Can I request a DNR (Do Not Resuscitate) bracelet from my provider?
While some states allow bracelets to serve as instructions to be followed by paramedics in the field, in Washington state, the POLST form is the only set of medical orders approved by the Department of Health that paramedics and emergency medical services teams can follow outside of a medical facility. Bracelets and necklaces could alert a first responder as to a person's wishes and could certainly encourage them to find the POLST form, but Washington state medics are not allowed to act directions found on bracelets or necklaces alone.
Where is POLST used now?
POLST was originally developed in Oregon. There are a number of states that currently have POLST programs in place or that are developing POLST programs. For more information on the national POLST effort, visit www.polst.org.
What if I travel to another state—will my POLST be valid?
If you are traveling to another state, it is a good idea to take both your advance directive and your POLST form with you.

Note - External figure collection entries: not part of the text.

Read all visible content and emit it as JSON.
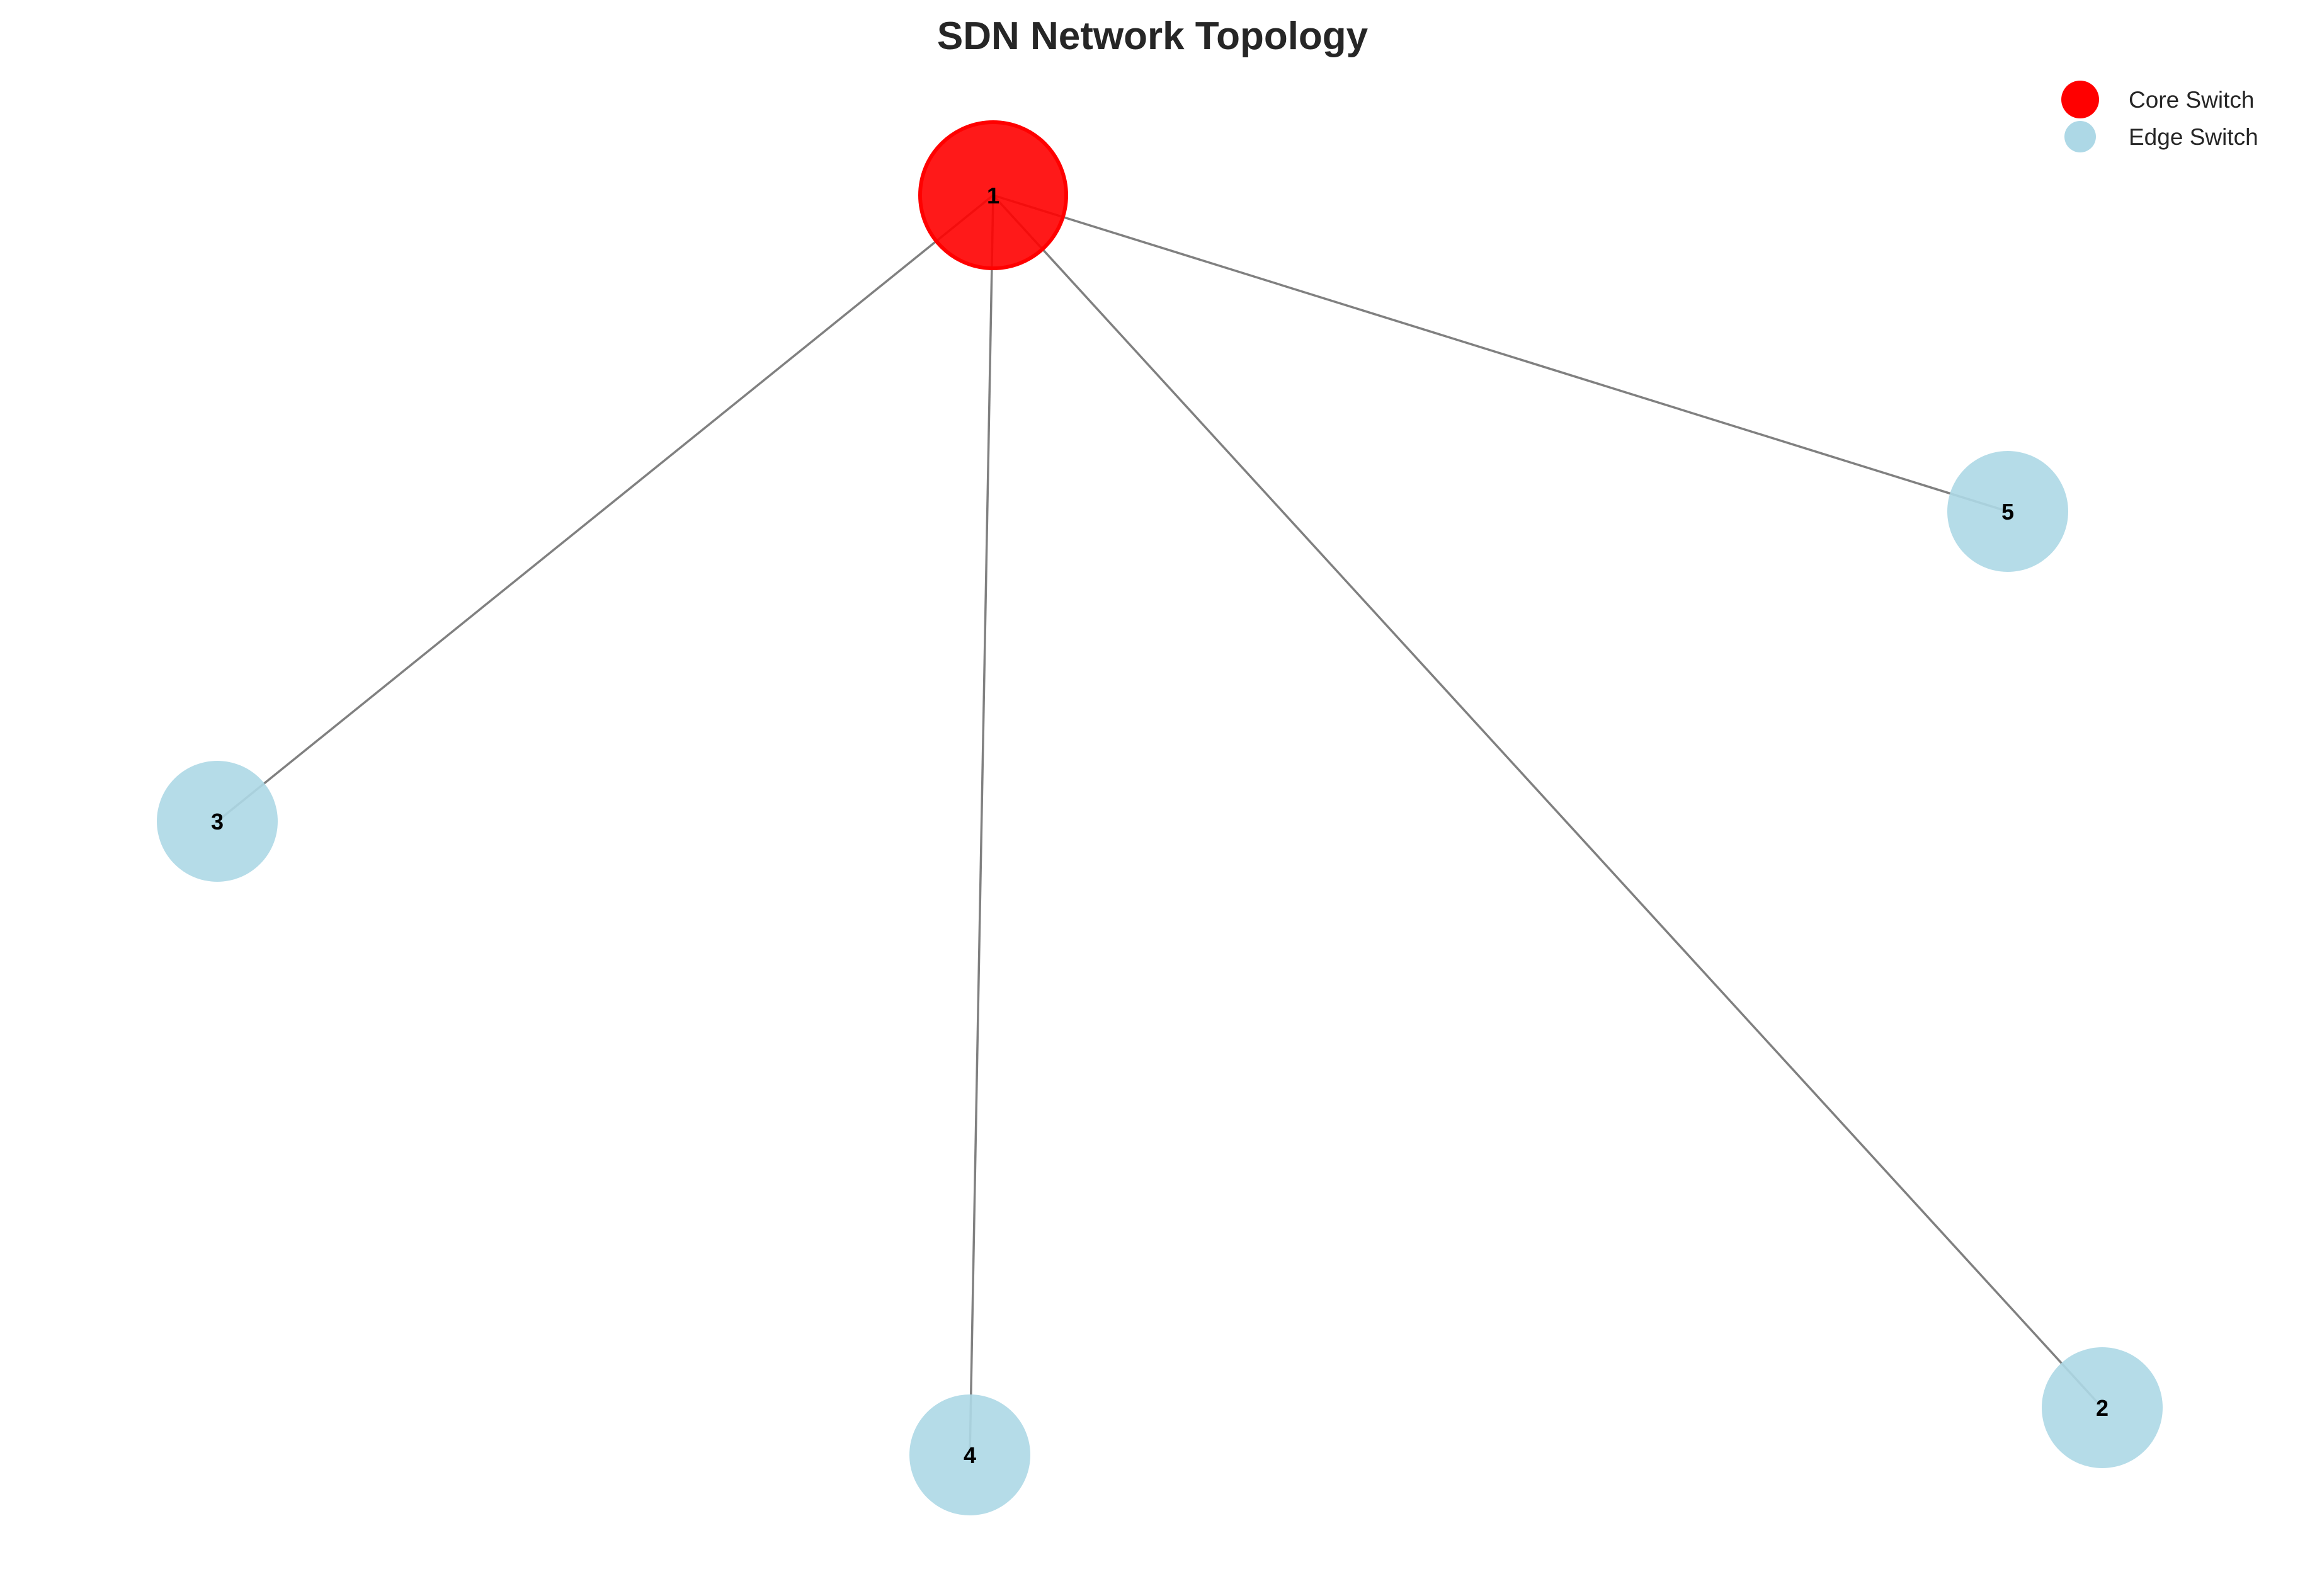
{
  "title": "SDN Network Topology",
  "colors": {
    "core": "#ff0000",
    "edge": "#add8e6",
    "link": "#808080",
    "title": "#262626"
  },
  "legend": {
    "placement": "top-right",
    "items": [
      {
        "label": "Core Switch",
        "type": "core"
      },
      {
        "label": "Edge Switch",
        "type": "edge"
      }
    ]
  },
  "nodes": [
    {
      "id": "1",
      "label": "1",
      "type": "core"
    },
    {
      "id": "2",
      "label": "2",
      "type": "edge"
    },
    {
      "id": "3",
      "label": "3",
      "type": "edge"
    },
    {
      "id": "4",
      "label": "4",
      "type": "edge"
    },
    {
      "id": "5",
      "label": "5",
      "type": "edge"
    }
  ],
  "edges": [
    {
      "source": "1",
      "target": "2"
    },
    {
      "source": "1",
      "target": "3"
    },
    {
      "source": "1",
      "target": "4"
    },
    {
      "source": "1",
      "target": "5"
    }
  ]
}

Both documents, even if not legally binding, will help health care providers know your wishes.
What if I move to another state—will my POLST be valid?
If you are moving, you should bring your POLST with you to your first appointment with your new health care professional to put your wishes on that state’s POLST form (for a list of states with POLST programs, visit the national POLST program website at www.polst.org). You should also talk to your attorney about updating your advance directive, as some states require you use a specific form in order for your advance directive to be valid.
Do emergency responders in Washington honor the Oregon POLST and vice/versa?
EMTs in Washington state will do their best to honor other state POLST forms as long as the other state form has the basic elements of the Washington form. One significant difference between the Oregon and Washington forms is that a patient signature is required on the Washington state form, but not on the Oregon form. Providers and patients/surrogates need to be aware that if they choose not to sign an Oregon POLST, it may be harder for the EMS or physicians in Washington to honor it.
The Washington POLST will be accepted and honored in Oregon by both EMS and the local hospitals.
It’s recommended that a patient fill out a form for the state where they reside.
Is there a state registry for POLST?
There is not a state registry in Washington state at this time.